The HFE gene encodes a protein that regulates hepcidin, a hormone that controls how much iron your intestines absorb and how much your body stores. Iron is an essential cofactor for dozens of enzymes throughout your body, including several involved in amino acid metabolism and collagen synthesis. When HFE function is disrupted, iron either accumulates (in the case of the C282Y variant) or becomes insufficiently available (in the case of the H63D variant or other genetic patterns). Either excess or deficiency impairs the iron-dependent enzymes that convert serine into glycine.

The HFE H63D variant, carried by roughly 15 to 20% of people with European ancestry, is associated with mild iron dysregulation and reduced iron absorption.
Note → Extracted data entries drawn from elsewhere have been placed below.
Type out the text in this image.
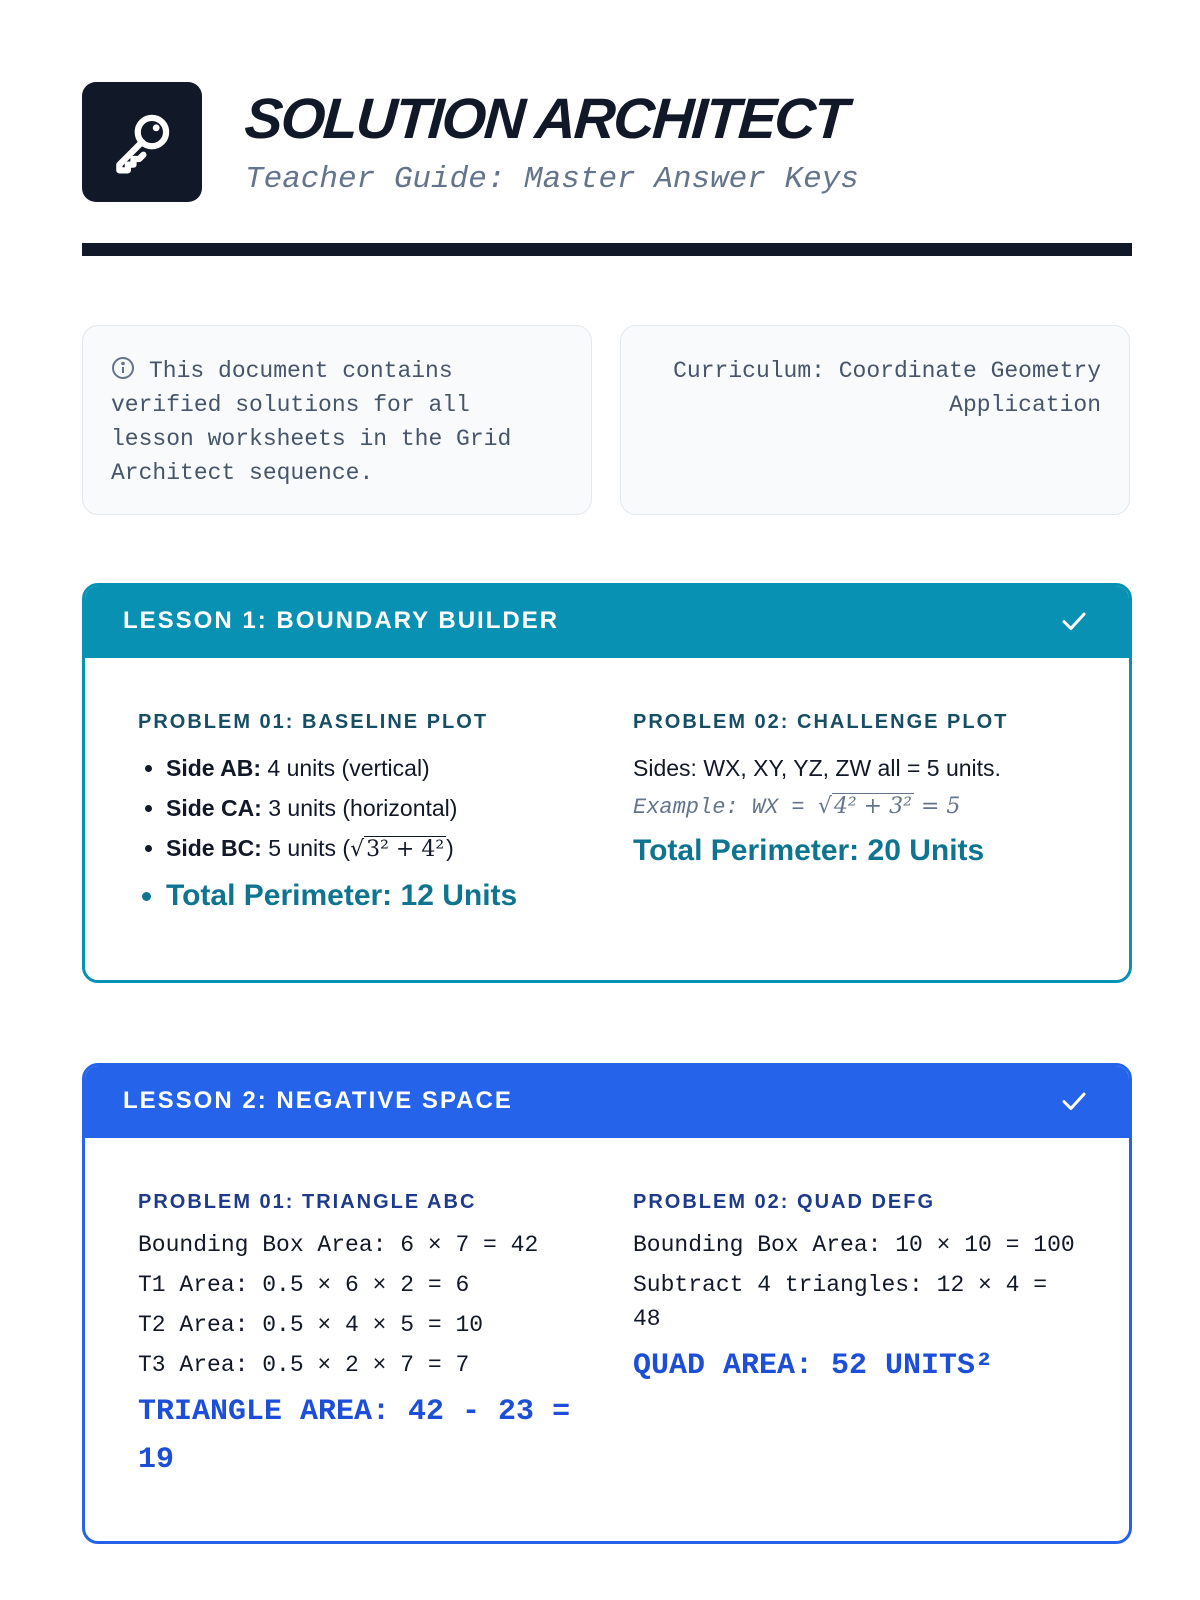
SOLUTION ARCHITECT
Teacher Guide: Master Answer Keys
This document contains verified solutions for all lesson worksheets in the Grid Architect sequence.
Curriculum: Coordinate Geometry Application
LESSON 1: BOUNDARY BUILDER
PROBLEM 01: BASELINE PLOT
• Side AB: 4 units (vertical)
• Side CA: 3 units (horizontal)
• Side BC: 5 units (√3² + 4²)
• Total Perimeter: 12 Units
PROBLEM 02: CHALLENGE PLOT
Sides: WX, XY, YZ, ZW all = 5 units.
Example: WX = √4² + 3² = 5
Total Perimeter: 20 Units
LESSON 2: NEGATIVE SPACE
PROBLEM 01: TRIANGLE ABC
Bounding Box Area: 6 × 7 = 42
T1 Area: 0.5 × 6 × 2 = 6
T2 Area: 0.5 × 4 × 5 = 10
T3 Area: 0.5 × 2 × 7 = 7
TRIANGLE AREA: 42 - 23 = 19
PROBLEM 02: QUAD DEFG
Bounding Box Area: 10 × 10 = 100
Subtract 4 triangles: 12 × 4 = 48
QUAD AREA: 52 UNITS²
The C282Y variant (when homozygous) causes iron overload, a serious condition. When iron levels are suboptimal, the iron-dependent enzymes responsible for glycine synthesis lose catalytic activity, slowing glycine production even when all other pathways are intact. You may have adequate dietary iron, but your body cannot utilize it efficiently.

You may experience fatigue, weak connective tissue, slow wound healing, joint discomfort, and poor exercise recovery. Your hair and nails may be brittle, and your skin may be pale or lacking radiance. If you have iron overload (C282Y), you may experience joint pain, organ damage, and metabolic dysfunction. In both cases, the glycine synthesis machinery lacks the cofactor it needs to function.